Reported: 2019-08-13 09:39 UTC by Marc Glisse
Modified: 2019-08-13 12:59 UTC (History)
0 users

See Also:
Host:
Target: x86_64-*-*
Build:
Known to work:
Known to fail:
Last reconfirmed: 2019-08-13 00:00:00


Attachments

Note You need to log in before you can comment on or make changes to this bug.
Description Marc Glisse 2019-08-13 09:39:58 UTC
(from https://stackoverflow.com/q/57465290/1918193)
long RegularTest(int n) {
  long sum = 0;
  for (int i = 0; i < n; ++i)
    if (i % 2 != 0)
      sum += i + 1;
  return sum;
}

Compiling with -O3 -march=skylake, this gets vectorized, but the result has

  # vect_vec_iv_.14_60 = PHI <{ 0, 1, 2, 3, 4, 5, 6, 7 }(5), vect_vec_iv_.14_61(6)>
  vect_vec_iv_.14_61 = vect_vec_iv_.14_60 + { 8, 8, 8, 8, 8, 8, 8, 8 };
  vect__3.17_66 = vect_vec_iv_.14_60 + { 2, 2, 2, 2, 2, 2, 2, 2 };

(those are the only uses of vect_vec_iv_.14_6[01])
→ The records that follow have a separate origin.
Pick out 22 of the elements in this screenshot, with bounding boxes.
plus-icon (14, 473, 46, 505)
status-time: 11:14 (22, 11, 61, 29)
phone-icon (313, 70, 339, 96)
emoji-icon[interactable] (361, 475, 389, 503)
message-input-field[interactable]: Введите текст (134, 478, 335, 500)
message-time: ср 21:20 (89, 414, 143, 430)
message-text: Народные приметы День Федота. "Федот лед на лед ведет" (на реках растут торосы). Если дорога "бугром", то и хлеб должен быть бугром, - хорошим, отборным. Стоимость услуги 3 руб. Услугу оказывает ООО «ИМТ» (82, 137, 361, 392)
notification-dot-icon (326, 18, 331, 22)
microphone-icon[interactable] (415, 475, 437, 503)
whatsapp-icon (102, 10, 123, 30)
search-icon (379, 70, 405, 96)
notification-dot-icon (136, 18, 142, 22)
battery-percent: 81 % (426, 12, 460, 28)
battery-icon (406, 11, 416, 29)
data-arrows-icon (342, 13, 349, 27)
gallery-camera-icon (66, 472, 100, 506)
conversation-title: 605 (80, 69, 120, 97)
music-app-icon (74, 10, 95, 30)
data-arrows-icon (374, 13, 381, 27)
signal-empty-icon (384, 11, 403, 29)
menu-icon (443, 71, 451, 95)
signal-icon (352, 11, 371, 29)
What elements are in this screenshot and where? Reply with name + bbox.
If we are only ever going to use x+2, why not use that instead, initialize with {2,3,4,...}, and skip the +2 at every iteration?
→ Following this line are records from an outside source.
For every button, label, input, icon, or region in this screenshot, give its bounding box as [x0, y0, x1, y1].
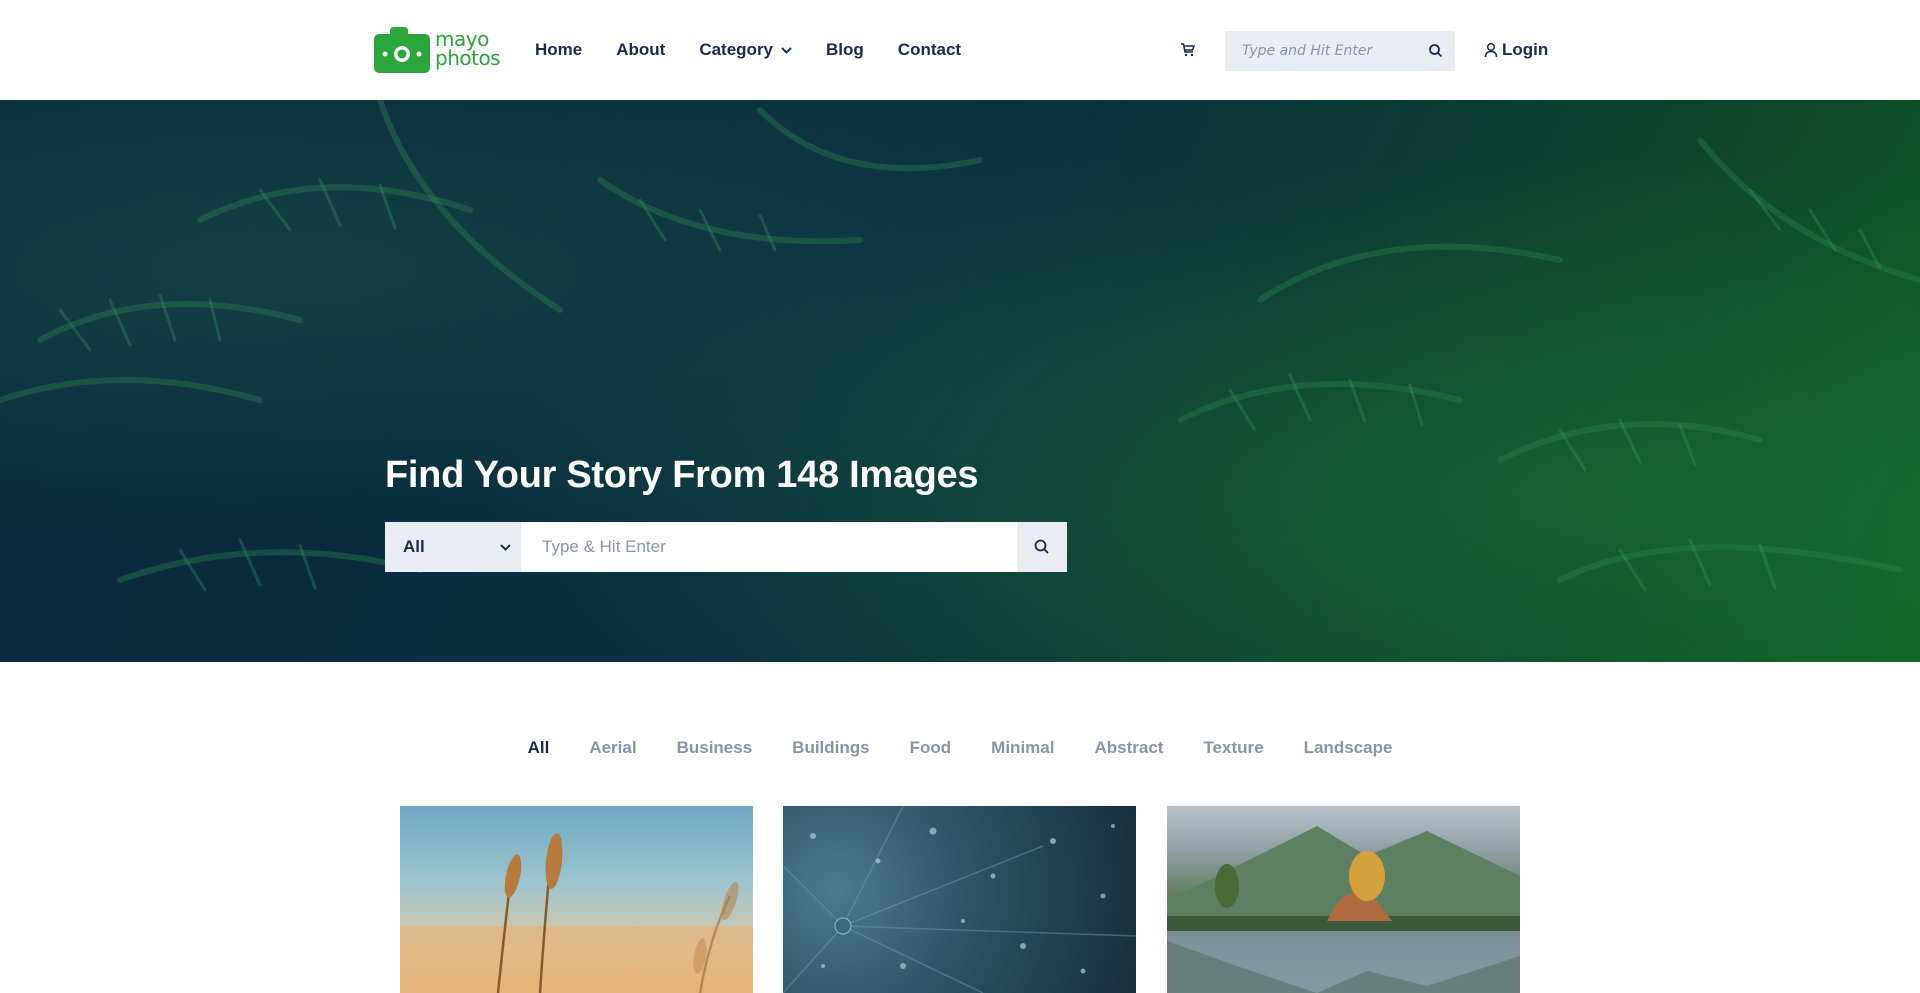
logo-wordmark: mayo photos [435, 29, 501, 70]
mountain-lake-photo [1167, 826, 1520, 993]
gallery-card-mountain-lake[interactable] [1167, 806, 1520, 993]
header-search [1225, 31, 1455, 71]
camera-logo-icon [374, 27, 430, 73]
category-filters: All Aerial Business Buildings Food Minim… [0, 738, 1920, 758]
search-icon [1034, 539, 1049, 554]
filter-minimal[interactable]: Minimal [991, 738, 1054, 758]
nav-blog[interactable]: Blog [826, 40, 864, 60]
hero-search-bar: All [385, 522, 1067, 572]
hero-banner: Find Your Story From 148 Images All [0, 100, 1920, 662]
image-gallery [400, 806, 1520, 993]
main-nav: Home About Category Blog Contact [535, 0, 995, 100]
hero-title: Find Your Story From 148 Images [385, 454, 979, 496]
user-icon [1484, 42, 1498, 58]
nav-about[interactable]: About [616, 40, 665, 60]
header-search-input[interactable] [1225, 31, 1415, 71]
category-select[interactable]: All [385, 522, 521, 572]
filter-aerial[interactable]: Aerial [589, 738, 636, 758]
filter-landscape[interactable]: Landscape [1304, 738, 1393, 758]
wheat-photo [400, 833, 753, 993]
hero-background-image [0, 100, 1920, 662]
nav-contact[interactable]: Contact [898, 40, 961, 60]
logo-line2: photos [435, 46, 501, 70]
filter-business[interactable]: Business [677, 738, 753, 758]
hero-search-button[interactable] [1017, 522, 1067, 572]
filter-abstract[interactable]: Abstract [1094, 738, 1163, 758]
login-label: Login [1502, 40, 1549, 59]
filter-buildings[interactable]: Buildings [792, 738, 869, 758]
chevron-down-icon [781, 46, 792, 54]
nav-home[interactable]: Home [535, 40, 582, 60]
site-header: mayo photos Home About Category Blog Con… [0, 0, 1920, 100]
login-link[interactable]: Login [1484, 40, 1548, 60]
filter-food[interactable]: Food [910, 738, 952, 758]
chevron-down-icon [500, 543, 511, 551]
raindrops-photo [783, 806, 1136, 993]
hero-search-input[interactable] [521, 522, 1017, 572]
filter-all[interactable]: All [528, 738, 550, 758]
gallery-card-wheat[interactable] [400, 806, 753, 993]
cart-icon[interactable] [1180, 42, 1196, 58]
nav-category-label: Category [699, 40, 774, 59]
nav-category[interactable]: Category [699, 40, 792, 60]
site-logo[interactable]: mayo photos [374, 27, 506, 73]
search-icon[interactable] [1427, 42, 1445, 60]
gallery-card-raindrops[interactable] [783, 806, 1136, 993]
filter-texture[interactable]: Texture [1203, 738, 1263, 758]
category-select-value: All [403, 537, 425, 556]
(there are other things to discuss about optimizing this testcase, for instance clang is clever enough to unroll by a factor of 2 and remove the condition, but let's stick to the induction variable for this PR)
Comment 1 Marc Glisse 2019-08-13 09:44:56 UTC
(In reply to Marc Glisse from comment #0)
> If we are only ever going to use x+2, why not use that instead, initialize
> with {2,3,4,...}, and skip the +2 at every iteration?

Or since we have another variable

  # vect_vec_iv_.13_57 = PHI <{ 1, 2, 3, 4, 5, 6, 7, 8 }(5), vect_vec_iv_.13_58(6)>
  vect_vec_iv_.13_58 = vect_vec_iv_.13_57 + { 8, 8, 8, 8, 8, 8, 8, 8 };

use that one +1 and maintain one less variable.
Comment 2 Richard Biener 2019-08-13 12:59:08 UTC
Confirmed.  Note that IVOPTs does not even look at vector IVs and unfortunately the vectorizer itself doesn't try to be clever in any way here.

Indeed there's a lot to be desired for the vector code we generate for this
testcase...

Even when not vectorized unrolling the loop to eliminate the conditional
would be profitable I guess (no convenient pass to do this though).